No pedido liminar, a UNIOFICIAIS/BR solicita a suspensão imediata da Portaria nº 7/2025, argumentando que a continuidade da medida pode resultar em danos irreparáveis à categoria e ao funcionamento do Judiciário. A entidade espera que o órgão competente reveja a decisão, garantindo a manutenção dos cargos e a realização de novos concursos públicos para recomposição da força de trabalho.

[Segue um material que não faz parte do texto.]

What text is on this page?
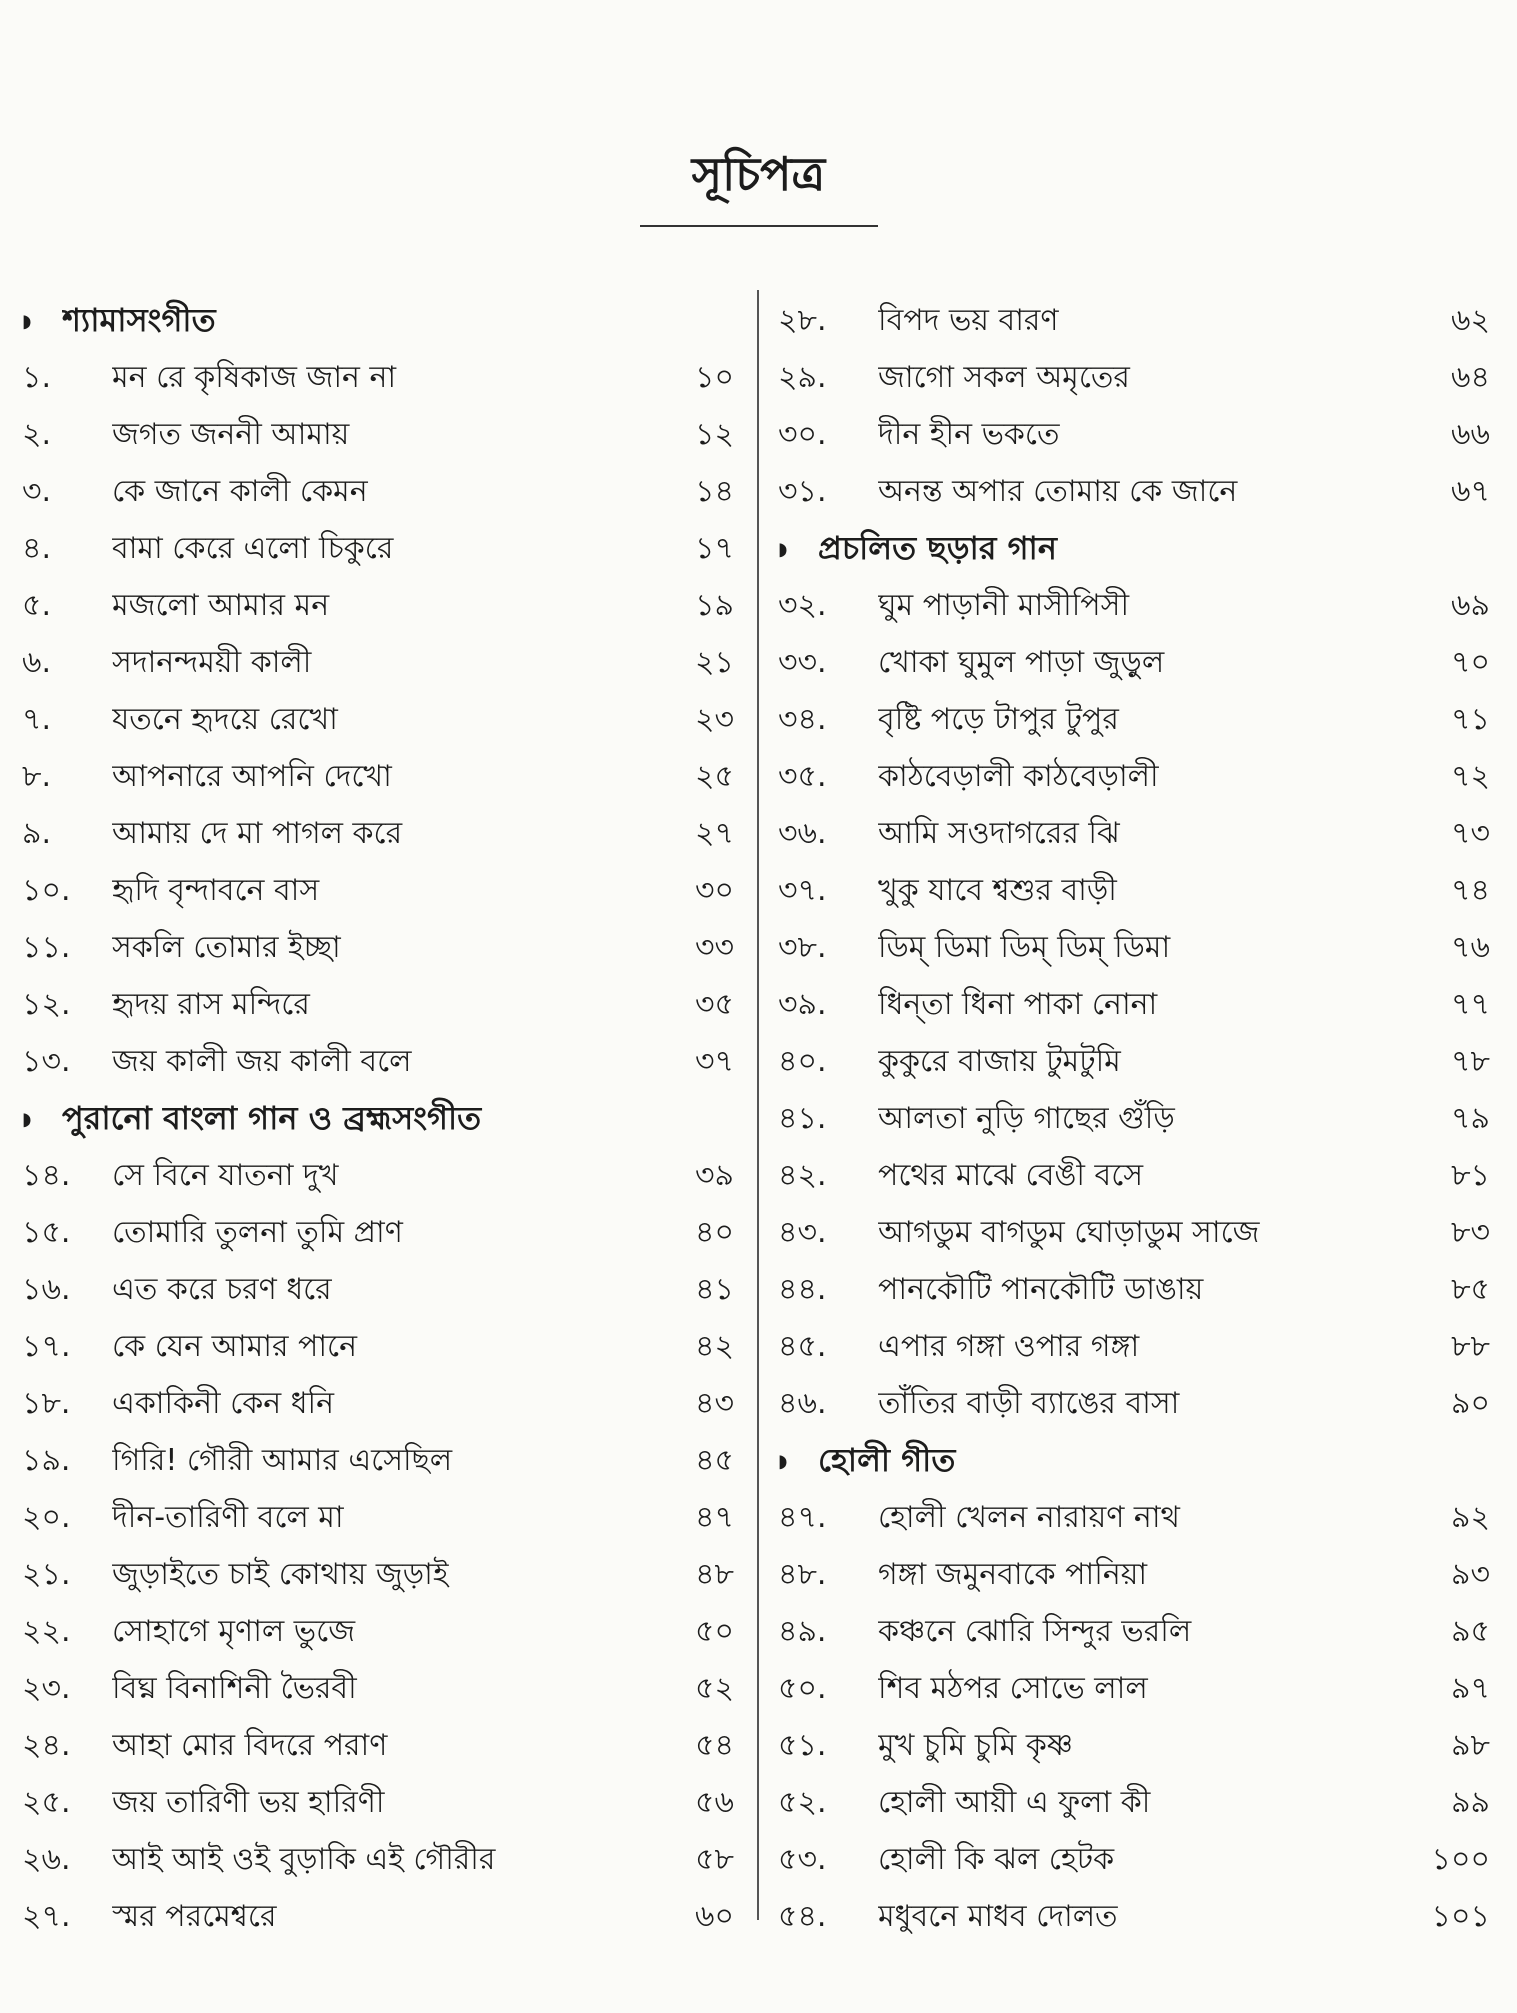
সূচিপত্র
◗ শ্যামাসংগীত
১.	মন রে কৃষিকাজ জান না	১০
২.	জগত জননী আমায়	১২
৩.	কে জানে কালী কেমন	১৪
৪.	বামা কেরে এলো চিকুরে	১৭
৫.	মজলো আমার মন	১৯
৬.	সদানন্দময়ী কালী	২১
৭.	যতনে হৃদয়ে রেখো	২৩
৮.	আপনারে আপনি দেখো	২৫
৯.	আমায় দে মা পাগল করে	২৭
১০.	হৃদি বৃন্দাবনে বাস	৩০
১১.	সকলি তোমার ইচ্ছা	৩৩
১২.	হৃদয় রাস মন্দিরে	৩৫
১৩.	জয় কালী জয় কালী বলে	৩৭
◗ পুরানো বাংলা গান ও ব্রহ্মসংগীত
১৪.	সে বিনে যাতনা দুখ	৩৯
১৫.	তোমারি তুলনা তুমি প্রাণ	৪০
১৬.	এত করে চরণ ধরে	৪১
১৭.	কে যেন আমার পানে	৪২
১৮.	একাকিনী কেন ধনি	৪৩
১৯.	গিরি! গৌরী আমার এসেছিল	৪৫
২০.	দীন-তারিণী বলে মা	৪৭
২১.	জুড়াইতে চাই কোথায় জুড়াই	৪৮
২২.	সোহাগে মৃণাল ভুজে	৫০
২৩.	বিঘ্ন বিনাশিনী ভৈরবী	৫২
২৪.	আহা মোর বিদরে পরাণ	৫৪
২৫.	জয় তারিণী ভয় হারিণী	৫৬
২৬.	আই আই ওই বুড়াকি এই গৌরীর	৫৮
২৭.	স্মর পরমেশ্বরে	৬০
২৮.	বিপদ ভয় বারণ	৬২
২৯.	জাগো সকল অমৃতের	৬৪
৩০.	দীন হীন ভকতে	৬৬
৩১.	অনন্ত অপার তোমায় কে জানে	৬৭
◗ প্রচলিত ছড়ার গান
৩২.	ঘুম পাড়ানী মাসীপিসী	৬৯
৩৩.	খোকা ঘুমুল পাড়া জুড়ুল	৭০
৩৪.	বৃষ্টি পড়ে টাপুর টুপুর	৭১
৩৫.	কাঠবেড়ালী কাঠবেড়ালী	৭২
৩৬.	আমি সওদাগরের ঝি	৭৩
৩৭.	খুকু যাবে শ্বশুর বাড়ী	৭৪
৩৮.	ডিম্ ডিমা ডিম্ ডিম্ ডিমা	৭৬
৩৯.	ধিন্‌তা ধিনা পাকা নোনা	৭৭
৪০.	কুকুরে বাজায় টুমটুমি	৭৮
৪১.	আলতা নুড়ি গাছের গুঁড়ি	৭৯
৪২.	পথের মাঝে বেঙী বসে	৮১
৪৩.	আগডুম বাগডুম ঘোড়াডুম সাজে	৮৩
৪৪.	পানকৌটি পানকৌটি ডাঙায়	৮৫
৪৫.	এপার গঙ্গা ওপার গঙ্গা	৮৮
৪৬.	তাঁতির বাড়ী ব্যাঙের বাসা	৯০
◗ হোলী গীত
৪৭.	হোলী খেলন নারায়ণ নাথ	৯২
৪৮.	গঙ্গা জমুনবাকে পানিয়া	৯৩
৪৯.	কঞ্চনে ঝোরি সিন্দুর ভরলি	৯৫
৫০.	শিব মঠপর সোভে লাল	৯৭
৫১.	মুখ চুমি চুমি কৃষ্ণ	৯৮
৫২.	হোলী আয়ী এ ফুলা কী	৯৯
৫৩.	হোলী কি ঝল হেটক	১০০
৫৪.	মধুবনে মাধব দোলত	১০১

A luta da UNIOFICIAIS/BR reflete o compromisso com a defesa dos direitos dos Oficiais de Justiça e a busca por um Judiciário mais eficiente e justo para todos. A entidade permanece vigilante e atuante, buscando assegurar que os princípios constitucionais sejam respeitados e que a categoria tenha condições adequadas para o exercício de suas funções.

Fórum de Carreiras do CNJ

Com o objetivo de prevenir a transformação dos cargos de Oficiais de Justiça Avaliadores Federais (OJAFs), o SINDOJAF/UNIOFICIAIS também atua junto à Comissão de Carreiras do CNJ para garantir que o PCS dos Servidores do Poder Judiciário da União (PJU) inclua o cargo de Oficial de Justiça Federal como uma carreira específica.